С этими словами мы остались одни.
Я глубоко вздохнула, пытаясь сообразить, как лучше поступить, прежде чем повернуться и пойти к нему. Он продолжал пятиться, пока стена не преградила ему путь к отступлению. — Ладно, я ничего не знаю о том, как ты сейчас… осознаешь, но я предпочитаю верить, что Волк, которого я знаю, слушает, так что… нам нужно вернуть тебя в дом, принять душ и избавиться от этой одежды. Я не знаю, как ты справился с этим дерьмом и какие улики оставил, так что нам нужно разобраться с этим дерьмом прямо сейчас.
С этими словами я потянулась и схватила его за руку, соединив наши пальцы. Увидев это, я вспомнила первую ночь, когда он привел меня к себе, погрузив мою обожженную руку в воду раковины, его рука держала мою, чтобы удержать меня на месте.
Я подняла глаза, и его взгляд тоже был сосредоточен на наших руках, и я подумала, что, возможно, он вспоминает, кто я. Но, когда он поднял голову, его глаза все еще были пусты.
— Так пойдем, — сказала я, двигаясь вперед и таща его за собой. Он последовал за мной, и всю дорогу до дома я чувствовала на себе его взгляд.

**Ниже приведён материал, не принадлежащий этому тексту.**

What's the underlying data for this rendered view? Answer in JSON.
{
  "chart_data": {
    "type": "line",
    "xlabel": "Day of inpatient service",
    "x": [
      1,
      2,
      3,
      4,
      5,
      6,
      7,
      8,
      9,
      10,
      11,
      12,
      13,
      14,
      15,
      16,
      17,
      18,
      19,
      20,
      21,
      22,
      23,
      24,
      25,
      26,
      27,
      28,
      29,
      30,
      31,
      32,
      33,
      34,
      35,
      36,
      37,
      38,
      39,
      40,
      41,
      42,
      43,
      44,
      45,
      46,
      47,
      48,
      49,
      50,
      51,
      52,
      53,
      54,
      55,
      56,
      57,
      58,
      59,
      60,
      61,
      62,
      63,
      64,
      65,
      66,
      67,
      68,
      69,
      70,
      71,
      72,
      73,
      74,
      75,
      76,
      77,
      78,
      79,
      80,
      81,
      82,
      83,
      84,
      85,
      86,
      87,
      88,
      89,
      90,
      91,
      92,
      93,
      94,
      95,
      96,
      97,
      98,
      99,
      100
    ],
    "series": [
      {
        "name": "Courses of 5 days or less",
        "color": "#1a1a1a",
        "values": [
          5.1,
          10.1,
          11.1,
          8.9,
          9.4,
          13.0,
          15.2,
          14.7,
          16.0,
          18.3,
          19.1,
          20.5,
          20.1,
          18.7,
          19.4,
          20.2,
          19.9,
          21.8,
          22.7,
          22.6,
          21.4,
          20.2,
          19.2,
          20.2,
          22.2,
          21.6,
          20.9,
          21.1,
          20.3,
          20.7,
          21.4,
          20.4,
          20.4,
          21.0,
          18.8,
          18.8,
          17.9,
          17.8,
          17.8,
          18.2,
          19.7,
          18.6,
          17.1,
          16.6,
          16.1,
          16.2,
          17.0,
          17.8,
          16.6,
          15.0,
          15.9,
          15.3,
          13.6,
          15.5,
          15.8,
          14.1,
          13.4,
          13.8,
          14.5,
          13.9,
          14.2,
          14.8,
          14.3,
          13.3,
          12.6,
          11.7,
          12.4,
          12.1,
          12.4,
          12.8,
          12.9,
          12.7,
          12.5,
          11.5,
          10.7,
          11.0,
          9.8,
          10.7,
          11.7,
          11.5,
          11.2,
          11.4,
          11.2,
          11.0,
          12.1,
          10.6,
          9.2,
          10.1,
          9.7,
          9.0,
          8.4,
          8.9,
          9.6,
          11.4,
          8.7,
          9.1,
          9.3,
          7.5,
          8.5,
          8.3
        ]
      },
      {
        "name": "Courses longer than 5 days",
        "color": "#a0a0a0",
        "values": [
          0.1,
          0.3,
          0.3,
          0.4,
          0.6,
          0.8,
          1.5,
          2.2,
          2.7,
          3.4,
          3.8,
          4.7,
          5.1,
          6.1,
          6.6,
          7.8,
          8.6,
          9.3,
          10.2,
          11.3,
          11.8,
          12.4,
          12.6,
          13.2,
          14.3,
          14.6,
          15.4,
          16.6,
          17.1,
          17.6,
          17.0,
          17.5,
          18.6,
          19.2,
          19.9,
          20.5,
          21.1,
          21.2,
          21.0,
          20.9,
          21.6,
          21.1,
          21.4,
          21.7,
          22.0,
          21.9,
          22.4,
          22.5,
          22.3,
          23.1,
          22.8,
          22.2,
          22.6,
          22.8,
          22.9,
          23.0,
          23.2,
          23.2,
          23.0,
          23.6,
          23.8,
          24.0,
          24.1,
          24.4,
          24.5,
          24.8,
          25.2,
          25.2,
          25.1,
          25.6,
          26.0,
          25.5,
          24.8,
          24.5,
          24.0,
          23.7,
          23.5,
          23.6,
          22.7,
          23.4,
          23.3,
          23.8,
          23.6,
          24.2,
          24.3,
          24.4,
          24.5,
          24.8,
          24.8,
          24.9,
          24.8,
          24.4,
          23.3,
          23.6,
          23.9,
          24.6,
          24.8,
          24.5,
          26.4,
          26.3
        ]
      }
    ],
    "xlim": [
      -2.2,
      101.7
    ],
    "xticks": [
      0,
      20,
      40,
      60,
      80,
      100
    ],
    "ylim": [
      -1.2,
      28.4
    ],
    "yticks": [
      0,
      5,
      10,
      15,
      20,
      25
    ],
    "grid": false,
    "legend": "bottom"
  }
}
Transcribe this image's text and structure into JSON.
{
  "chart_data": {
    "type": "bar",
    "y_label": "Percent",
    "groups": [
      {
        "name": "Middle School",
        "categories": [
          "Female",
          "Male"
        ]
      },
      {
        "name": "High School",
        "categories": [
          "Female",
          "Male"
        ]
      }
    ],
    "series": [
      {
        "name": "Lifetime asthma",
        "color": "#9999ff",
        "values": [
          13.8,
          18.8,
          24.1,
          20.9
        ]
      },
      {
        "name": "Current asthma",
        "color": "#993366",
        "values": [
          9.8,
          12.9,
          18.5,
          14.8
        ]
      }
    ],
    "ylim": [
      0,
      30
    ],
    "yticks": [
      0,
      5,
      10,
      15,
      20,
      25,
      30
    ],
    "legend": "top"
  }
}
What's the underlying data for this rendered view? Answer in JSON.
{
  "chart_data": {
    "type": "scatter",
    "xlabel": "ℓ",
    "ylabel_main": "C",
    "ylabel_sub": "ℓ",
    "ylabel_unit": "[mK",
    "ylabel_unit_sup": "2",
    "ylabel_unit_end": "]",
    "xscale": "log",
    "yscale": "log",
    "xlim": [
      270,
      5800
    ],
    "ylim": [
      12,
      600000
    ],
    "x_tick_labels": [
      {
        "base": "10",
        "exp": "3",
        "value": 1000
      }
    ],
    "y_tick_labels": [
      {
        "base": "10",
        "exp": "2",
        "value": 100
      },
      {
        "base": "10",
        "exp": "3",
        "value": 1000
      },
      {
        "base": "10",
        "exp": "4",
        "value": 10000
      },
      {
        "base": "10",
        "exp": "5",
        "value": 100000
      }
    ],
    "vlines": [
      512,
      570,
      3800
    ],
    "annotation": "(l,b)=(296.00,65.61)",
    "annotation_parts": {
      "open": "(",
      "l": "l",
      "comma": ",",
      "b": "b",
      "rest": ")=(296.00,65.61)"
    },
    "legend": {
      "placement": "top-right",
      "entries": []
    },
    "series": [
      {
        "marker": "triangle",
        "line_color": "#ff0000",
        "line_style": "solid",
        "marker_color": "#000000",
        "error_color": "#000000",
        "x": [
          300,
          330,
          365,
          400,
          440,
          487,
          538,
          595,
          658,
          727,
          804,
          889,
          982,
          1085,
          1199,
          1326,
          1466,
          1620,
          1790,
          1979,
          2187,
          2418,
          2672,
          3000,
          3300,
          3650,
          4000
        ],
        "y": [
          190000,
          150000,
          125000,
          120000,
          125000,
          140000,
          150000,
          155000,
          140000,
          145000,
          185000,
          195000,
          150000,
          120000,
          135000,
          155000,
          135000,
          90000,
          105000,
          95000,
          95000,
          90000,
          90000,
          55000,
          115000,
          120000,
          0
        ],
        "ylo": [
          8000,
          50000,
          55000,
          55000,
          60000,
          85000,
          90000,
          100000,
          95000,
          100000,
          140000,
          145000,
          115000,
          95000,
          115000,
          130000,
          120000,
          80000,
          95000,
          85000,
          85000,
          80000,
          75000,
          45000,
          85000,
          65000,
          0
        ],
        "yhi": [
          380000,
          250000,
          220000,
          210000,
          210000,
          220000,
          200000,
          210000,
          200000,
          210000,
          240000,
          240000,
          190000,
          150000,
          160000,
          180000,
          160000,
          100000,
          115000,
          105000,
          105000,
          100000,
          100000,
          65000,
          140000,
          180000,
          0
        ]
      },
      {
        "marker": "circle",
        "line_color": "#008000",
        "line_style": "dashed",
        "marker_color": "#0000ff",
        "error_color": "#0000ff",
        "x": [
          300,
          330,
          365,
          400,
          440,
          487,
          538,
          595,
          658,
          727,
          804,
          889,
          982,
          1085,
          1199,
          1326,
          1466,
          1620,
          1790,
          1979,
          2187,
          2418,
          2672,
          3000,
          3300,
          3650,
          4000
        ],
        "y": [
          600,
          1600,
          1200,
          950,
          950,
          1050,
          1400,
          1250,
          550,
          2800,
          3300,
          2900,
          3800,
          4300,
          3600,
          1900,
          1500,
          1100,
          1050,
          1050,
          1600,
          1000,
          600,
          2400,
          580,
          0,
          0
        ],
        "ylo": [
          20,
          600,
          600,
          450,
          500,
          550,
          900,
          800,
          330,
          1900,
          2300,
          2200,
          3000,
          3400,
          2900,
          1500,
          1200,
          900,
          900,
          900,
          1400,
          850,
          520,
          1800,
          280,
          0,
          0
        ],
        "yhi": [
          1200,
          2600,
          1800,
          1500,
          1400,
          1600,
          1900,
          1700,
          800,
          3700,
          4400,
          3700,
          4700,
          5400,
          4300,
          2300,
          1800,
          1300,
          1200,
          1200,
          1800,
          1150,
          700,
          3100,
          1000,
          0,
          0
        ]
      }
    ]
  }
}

Но я была слишком поглощена реальностью, которой жила почти девять лет: Лекс Кит больше не был частью этого мира. Он больше не дышал воздухом. Он больше никогда не сможет причинить мне боль, он больше не сможет причинить боль ни одной женщине.
Это мне дал Волк.
Волк дал мне безопасность.
Снова.
Я была в долгу перед ним. Я представляла себе, каково это — встретить новую личность для кого-то с шизофренией, потому что это был человек, которого ты знаешь и о котором заботишься, но в то же время это было не так. Это было странно.
Харлей и Чоппер выпрямились при нашем приближении, склонив головы набок, задрав носы кверху, без сомнения, вдыхая запах крови, исходящий от их владельца. Грузовик Волка стоял на подъездной дорожке, и я секунду смотрел на него, понимая, что мне придется вычистить его, как только я приведу в порядок Волка. Он должен был быть весь в крови.
Я не вела гламурную жизнь, позвольте вам сказать.
— Ну ладно, душ, — сказала я, ведя его в ванную. Я закрыла крышку унитаза и толкнула его на нее. Он подчинился, все еще наблюдая за мной, и я боролась с безумным желанием быть неуверенной. Сейчас он даже не был Волком. Не было никаких причин чувствовать себя более неуверенно рядом с ним, чем я чувствовала бы себя рядом с собаками.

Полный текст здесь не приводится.